Artificial Leaves

Scientific American reports on another example of the sort of technology I’ve promoted in the past as a strategy for removing carbon dioxide from the atmosphere:

Recently, one group has demonstrated that it is possible to combine water splitting and CO2 conversion into fuels in one system with high efficiency. In a June 2016 issue of Science, Daniel G. Nocera and Pamela A. Silver, both at Harvard University, and their colleagues reported on an approach to making liquid fuel (specifically fusel alcohols) that far exceeds a natural leaf’s conversion of carbon dioxide to carbohydrates. A plant uses just 1 percent of the energy it receives from the sun to make glucose, whereas the artificial system achieved roughly 10 percent efficiency in converting carbon dioxide to fuel, the equivalent of pulling 180 grams of carbon dioxide from the air per kilowatt-hour of electricity generated.

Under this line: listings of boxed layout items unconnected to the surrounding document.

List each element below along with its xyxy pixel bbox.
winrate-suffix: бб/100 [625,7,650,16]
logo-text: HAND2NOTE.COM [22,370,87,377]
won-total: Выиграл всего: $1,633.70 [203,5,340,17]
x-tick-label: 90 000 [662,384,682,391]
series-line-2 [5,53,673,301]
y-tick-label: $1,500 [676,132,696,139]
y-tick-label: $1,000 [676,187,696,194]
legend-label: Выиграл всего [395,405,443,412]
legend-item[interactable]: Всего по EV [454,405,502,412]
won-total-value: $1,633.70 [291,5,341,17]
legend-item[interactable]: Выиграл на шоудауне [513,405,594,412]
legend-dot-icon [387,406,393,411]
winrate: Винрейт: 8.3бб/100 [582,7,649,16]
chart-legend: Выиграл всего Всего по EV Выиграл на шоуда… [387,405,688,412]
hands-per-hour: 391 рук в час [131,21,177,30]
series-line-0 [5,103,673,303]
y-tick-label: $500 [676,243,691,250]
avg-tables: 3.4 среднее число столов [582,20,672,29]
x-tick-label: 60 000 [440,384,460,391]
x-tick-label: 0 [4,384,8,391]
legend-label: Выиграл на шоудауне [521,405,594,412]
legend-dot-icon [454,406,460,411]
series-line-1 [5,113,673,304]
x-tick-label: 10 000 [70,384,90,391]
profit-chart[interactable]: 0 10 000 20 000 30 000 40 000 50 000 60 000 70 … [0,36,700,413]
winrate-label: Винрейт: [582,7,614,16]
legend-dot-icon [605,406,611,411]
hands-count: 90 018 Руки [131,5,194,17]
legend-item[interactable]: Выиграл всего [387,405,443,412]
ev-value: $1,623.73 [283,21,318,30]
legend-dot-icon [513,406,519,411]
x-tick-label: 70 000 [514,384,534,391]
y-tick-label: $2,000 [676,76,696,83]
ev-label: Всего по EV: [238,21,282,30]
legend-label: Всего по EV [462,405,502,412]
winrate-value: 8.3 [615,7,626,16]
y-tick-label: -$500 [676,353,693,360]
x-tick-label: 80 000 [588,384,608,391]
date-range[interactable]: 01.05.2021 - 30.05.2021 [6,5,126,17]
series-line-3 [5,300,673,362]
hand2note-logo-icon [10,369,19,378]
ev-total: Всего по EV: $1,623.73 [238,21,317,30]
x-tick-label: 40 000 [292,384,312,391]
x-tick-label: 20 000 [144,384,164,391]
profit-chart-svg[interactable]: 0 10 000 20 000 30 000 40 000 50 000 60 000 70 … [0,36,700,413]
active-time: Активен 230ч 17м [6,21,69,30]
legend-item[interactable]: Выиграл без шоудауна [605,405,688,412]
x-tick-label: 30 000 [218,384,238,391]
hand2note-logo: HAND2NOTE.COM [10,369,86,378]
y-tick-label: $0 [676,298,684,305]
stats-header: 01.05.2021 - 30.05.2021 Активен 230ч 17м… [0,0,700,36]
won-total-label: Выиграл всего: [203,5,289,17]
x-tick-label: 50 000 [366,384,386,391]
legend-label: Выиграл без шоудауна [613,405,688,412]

The investigators paired inorganic, solar water-splitting technology (designed to use only biocompatible materials and to avoid creating toxic compounds) with microbes specially engineered to produce fuel, all in a single container. Remarkably, these metabolically engineered bacteria generated a wide variety of fuels and other chemical products even at low CO2 concentrations. The approach is ready for scaling up to the extent that the catalysts already contain cheap, readily obtainable metals. But investigators still need to greatly increase fuel production. Nocera says the team is working on prototyping the technology and is in partnership discussions with several companies.

I wish these project were closer to practical deployment. The key to these technologies is more often making them practical rather than making them work.

2 comments… add one
  • bob sykes Link

    This is so utterly pointless as to be insane. The manufacture of these oils requires much more energy than would be gained by their subsequent oxidation (with carbon dioxide release, exactly as much as was fixed). What we have here is a bunch of rent seekers who are cleverly (and dishonestly) exploiting the current AGW hysteria to capture government subsidies. The amount of outright fraud occurring in our universities is quite astonishing.

  • Janis Gore Link

    Research for new and advanced processes has to start somewhere. High-calibered universities have the young, curious and smart people with the energy to do that sort of thing.